Nella scorsa assemblea nazionale del Partito Democratico è stato approvato un ordine del giorno che non conteneva alcuna scelta riguardo il referendum. Curiosamente inanellava una serie di aggiustamenti che sarebbero stati conseguenti alla vittoria del Sì. Lasciamo stare il fatto che in un documento un partito dia per scontato l’esito di una consultazione popolare ancora da svolgere. Inopinamente la delibera dell’Agcom del 27 febbraio ci rende noto che tra soggetti favorevoli al Sì c’è il Partito Democratico attraverso il legale rappresentante Luigi Zanda, insieme ai Cinque Stelle e al Comitato Sì delle Libertà.
Emergono due ordini di perplessità, di ordine giuridico e istituzionale. La prima attiene al diritto dei partiti. Il Partito democratico al quinto comma dell’art. 1 del suo Statuto stabilisce che "Il Partito Democratico affida alla partecipazione di tutte le sue elettrici e di tutti i suoi elettori le decisioni fondamentali" (etc.). Quale decisione più fondamentale esiste di quella sul posizionamento in ordine ad una revisione costituzionale? Chi ha deciso tale costituzione? Quale organismo?
V’è poi una ragione di tipo istituzionale. È nota la ragione che ha condotto il Partito democratico a esprimersi favorevolmente rispetto a questa revisione, unicamente nella quarta votazione, dopo aver votato contro nelle tre precedenti votazioni in occasione delle quali ha espresso giudizi anche di grande severità sul merito della riforma. La ragione risiede nel patto di governo con i Cinque Stelle alla base della nascita del governo attuale.

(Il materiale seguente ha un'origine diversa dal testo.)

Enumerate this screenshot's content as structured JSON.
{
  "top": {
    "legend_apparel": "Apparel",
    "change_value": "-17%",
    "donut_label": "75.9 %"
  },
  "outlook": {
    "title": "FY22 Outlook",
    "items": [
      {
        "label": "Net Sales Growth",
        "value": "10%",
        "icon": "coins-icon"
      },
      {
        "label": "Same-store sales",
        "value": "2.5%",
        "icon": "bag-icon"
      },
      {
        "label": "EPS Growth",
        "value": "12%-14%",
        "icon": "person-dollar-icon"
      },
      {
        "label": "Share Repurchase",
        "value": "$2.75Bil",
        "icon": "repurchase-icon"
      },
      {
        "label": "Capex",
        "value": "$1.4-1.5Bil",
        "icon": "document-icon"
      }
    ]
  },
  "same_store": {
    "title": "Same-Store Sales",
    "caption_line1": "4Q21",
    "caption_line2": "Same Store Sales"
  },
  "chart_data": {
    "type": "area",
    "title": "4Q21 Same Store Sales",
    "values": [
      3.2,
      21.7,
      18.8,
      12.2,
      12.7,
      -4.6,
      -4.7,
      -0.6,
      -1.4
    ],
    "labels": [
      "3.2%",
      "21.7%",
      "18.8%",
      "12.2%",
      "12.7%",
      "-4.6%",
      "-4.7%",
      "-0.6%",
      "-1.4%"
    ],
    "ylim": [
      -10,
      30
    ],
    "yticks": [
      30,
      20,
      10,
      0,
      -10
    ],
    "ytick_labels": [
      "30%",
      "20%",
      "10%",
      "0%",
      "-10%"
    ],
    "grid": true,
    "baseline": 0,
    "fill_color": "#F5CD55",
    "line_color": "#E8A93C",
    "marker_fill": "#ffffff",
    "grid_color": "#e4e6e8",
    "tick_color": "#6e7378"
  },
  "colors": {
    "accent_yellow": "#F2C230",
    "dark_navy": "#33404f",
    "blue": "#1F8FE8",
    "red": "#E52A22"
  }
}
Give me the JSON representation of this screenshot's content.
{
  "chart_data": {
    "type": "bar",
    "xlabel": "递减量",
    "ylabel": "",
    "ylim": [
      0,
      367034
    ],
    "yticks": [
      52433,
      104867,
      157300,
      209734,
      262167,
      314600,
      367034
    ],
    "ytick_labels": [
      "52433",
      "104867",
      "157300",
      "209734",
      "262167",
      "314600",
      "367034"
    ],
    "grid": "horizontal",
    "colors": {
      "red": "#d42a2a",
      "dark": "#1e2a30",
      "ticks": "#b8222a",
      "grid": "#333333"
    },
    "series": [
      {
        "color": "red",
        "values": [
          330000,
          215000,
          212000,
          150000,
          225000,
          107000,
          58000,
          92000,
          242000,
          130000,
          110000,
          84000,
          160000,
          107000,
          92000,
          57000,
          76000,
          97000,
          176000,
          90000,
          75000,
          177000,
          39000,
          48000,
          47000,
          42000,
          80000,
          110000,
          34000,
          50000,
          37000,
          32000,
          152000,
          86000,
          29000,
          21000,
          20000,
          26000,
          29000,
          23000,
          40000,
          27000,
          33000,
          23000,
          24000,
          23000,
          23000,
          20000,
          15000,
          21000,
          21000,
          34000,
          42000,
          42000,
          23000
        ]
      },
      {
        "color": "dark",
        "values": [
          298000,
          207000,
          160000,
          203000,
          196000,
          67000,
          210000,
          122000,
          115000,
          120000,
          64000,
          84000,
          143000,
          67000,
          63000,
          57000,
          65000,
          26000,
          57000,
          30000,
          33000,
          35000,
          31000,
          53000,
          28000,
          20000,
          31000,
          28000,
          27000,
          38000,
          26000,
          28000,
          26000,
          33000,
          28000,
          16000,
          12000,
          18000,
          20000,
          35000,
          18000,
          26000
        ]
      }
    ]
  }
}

Un patto di governo che però ha ad oggetto anche una revisione della Costituzione.
Una volta questa ipotesi sarebbe stata generalmente biasimata. I manuali di diritto costituzionale usano ancora affermare che la materia costituzionale non è di indirizzo politico, e rispondono a logiche diverse. Una cosa è il rapporto governo-maggioranza, altra le regole del gioco. A questa idea faceva da corredo l’altra, che il consenso necessario ad una revisione si dovesse trovare in Parlamento e non a partire da un accordo di governo (a proposito di politicizzazioni dei referendum costituzionali...).
Teorie forse obsolete, almeno rispetto ai fatti, visto che già in diverse occasioni nella cd. Seconda Repubblica una revisione della Costituzione è stata oggetto di documenti programmatici di governo. Ma cosa dire di una revisione già giudicata così severamente da uno dei due sottoscrittori del patto? Non si sfugge alla constatazione che l’integrità della Costituzione sia stata sacrificata sull’altare della nascita di un governo, assecondando il volere di uno dei due soggetti e contro le idee manifestate dell’altro, che tuttavia ha acconsentito.
Non vorrei tornare a Croce, ma questa ipotesi è ben diversa da un accordo compromissorio che matura tra due o più soggetti avente ad oggetto la revisione della Costituzione. Siamo davanti ad una novità degna di rilievo. Forse spiacevole per i militanti di un partito che attraverso la successione storica dei gruppi dirigenti ha sempre ritenuto di difendere la Costituzione da revisione cattive o sbagliate. Cedere ad una revisione della Costituzione reputata sbagliata (inutile e dannosa) in nome di un interesse preminente è un grave precedente.
E quale sarebbe, del resto, un interesse preminente alla Costituzione? È finita che nel documento di partito citato in apertura non viene bollata come sbagliata la revisione ma la richiesta di referendum, riaffermando le ragioni che hanno condotto al voto favorevole alla revisione e elencando una serie di aggiustamenti necessarie e - singolarmente - l’annuncio di una ulteriore revisione costituzionale (la differenziazione tra le camere) che smentisce la ratio di questa.
Ora, il referendum è un istituto popolare, non è la casa dei partiti, anche se i partiti ovviamente possono e hanno un ruolo. Era proprio necessario, sempre nell’ottica della tenuta del governo, impegnarsi pubblicamente anche al sostegno delle ragioni del Sì dopo aver affermato tanto persuasivamente quelle del No? Non è un eccesso di zelo? La decideranno i militanti in questo referendum, ricordiamo, senza quorum.